As outlined in a new report from The New York Times, the Trump campaign has been caught essentially scamming its supporters out of millions of dollars, which it has since refunded — but not before using the money as a sort of “interest-free loan” through the final weeks of the 2020 presidential election cycle, as the Times put it. The Trump campaign accomplished its scamming operation through pre-checked boxes that routinely appeared on its fundraising pages and, if left checked, set up future donations beyond the donor’s initial payment.
One late-stage version of the box featured nine lines of bold text before getting to the notice that leaving the box checked would set up a recurring donation. In that particular iteration of the scheme, the actual notice of the recurring donation was not in bold, leaving prospective donors to pick through paragraphs at a time of alternately bold, all-caps, and regular text before getting to the points of what was actually getting set up by the boxes if they were left checked. Alongside the pre-checked boxes for the recurring donations, the Trump campaign also repeatedly employed pre-checked boxes that set up additional one-time donations.
In the October version of the Trump campaign’s fundraising plea that featured the paragraph-long recurring donation mess, eight lines of bold text appeared before the regularly styled text that stated what the second pre-checked box would actually do. Trump campaign donations were processed by a right-wing company called WinRed, which Republicans set up during the Trump era as a sort of response to ActBlue, a left-wing fundraising portal that serves as a centralized hub for online donations to Democratic causes.
According to the Times, Republican groups including the Trump campaign and Republican National Committee “issued more than 530,000 refunds worth $64.3 million to online donors” throughout the final two and a half months of 2020, which is over 10 times the amount that Biden’s campaign refunded during the same time period. (The total amount of the Biden campaign’s late 2020 refunds topped out at $5.6 million.) The Biden campaign largely did not use pre-checked boxes, so a main origin point for the difference seems pretty clear.

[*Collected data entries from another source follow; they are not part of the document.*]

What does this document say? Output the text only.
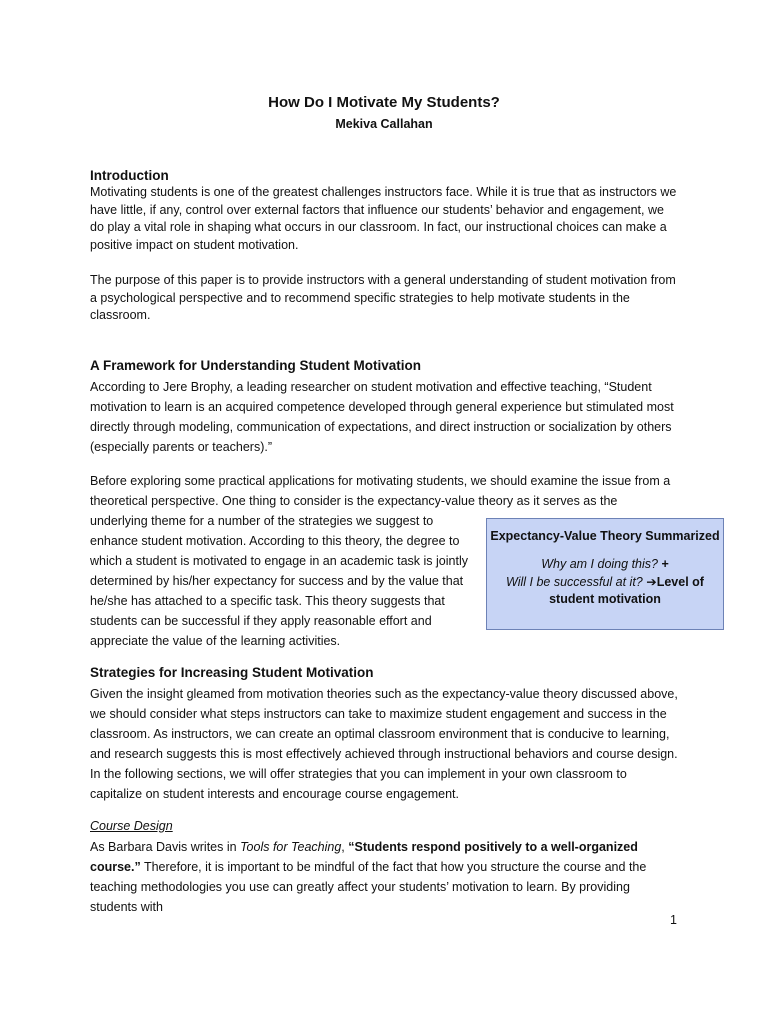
How Do I Motivate My Students?

Mekiva Callahan

Introduction

Motivating students is one of the greatest challenges instructors face. While it is true that as instructors we have little, if any, control over external factors that influence our students’ behavior and engagement, we do play a vital role in shaping what occurs in our classroom. In fact, our instructional choices can make a positive impact on student motivation.

The purpose of this paper is to provide instructors with a general understanding of student motivation from a psychological perspective and to recommend specific strategies to help motivate students in the classroom.

A Framework for Understanding Student Motivation

According to Jere Brophy, a leading researcher on student motivation and effective teaching, “Student motivation to learn is an acquired competence developed through general experience but stimulated most directly through modeling, communication of expectations, and direct instruction or socialization by others (especially parents or teachers).”

Before exploring some practical applications for motivating students, we should examine the issue from a theoretical perspective. One thing to consider is the expectancy-value theory as it serves as the

underlying theme for a number of the strategies we suggest to enhance student motivation. According to this theory, the degree to which a student is motivated to engage in an academic task is jointly determined by his/her expectancy for success and by the value that he/she has attached to a specific task. This theory suggests that students can be successful if they apply reasonable effort and appreciate the value of the learning activities.

Expectancy-Value Theory Summarized
Why am I doing this? +
Will I be successful at it? ➔Level of
student motivation
Strategies for Increasing Student Motivation

Given the insight gleamed from motivation theories such as the expectancy-value theory discussed above, we should consider what steps instructors can take to maximize student engagement and success in the classroom. As instructors, we can create an optimal classroom environment that is conducive to learning, and research suggests this is most effectively achieved through instructional behaviors and course design. In the following sections, we will offer strategies that you can implement in your own classroom to capitalize on student interests and encourage course engagement.

Course Design

As Barbara Davis writes in Tools for Teaching, “Students respond positively to a well-organized course.” Therefore, it is important to be mindful of the fact that how you structure the course and the teaching methodologies you use can greatly affect your students’ motivation to learn. By providing students with

1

In the description of the Times, “Several bank representatives who fielded fraud claims directly from consumers estimated that WinRed cases, at their peak, represented as much as 1 to 3 percent of their workload,” which is comparatively enormous considering the high rates of spending in the U.S. and the comparatively lower rates of political spending. Trump’s campaign covered the copious refund demands in part with money that he raised after the election in connection to his false claims that the race had been rigged for Biden. Most of these post-election donations never actually went towards election-related court fights. Trump was, in short, running a grift.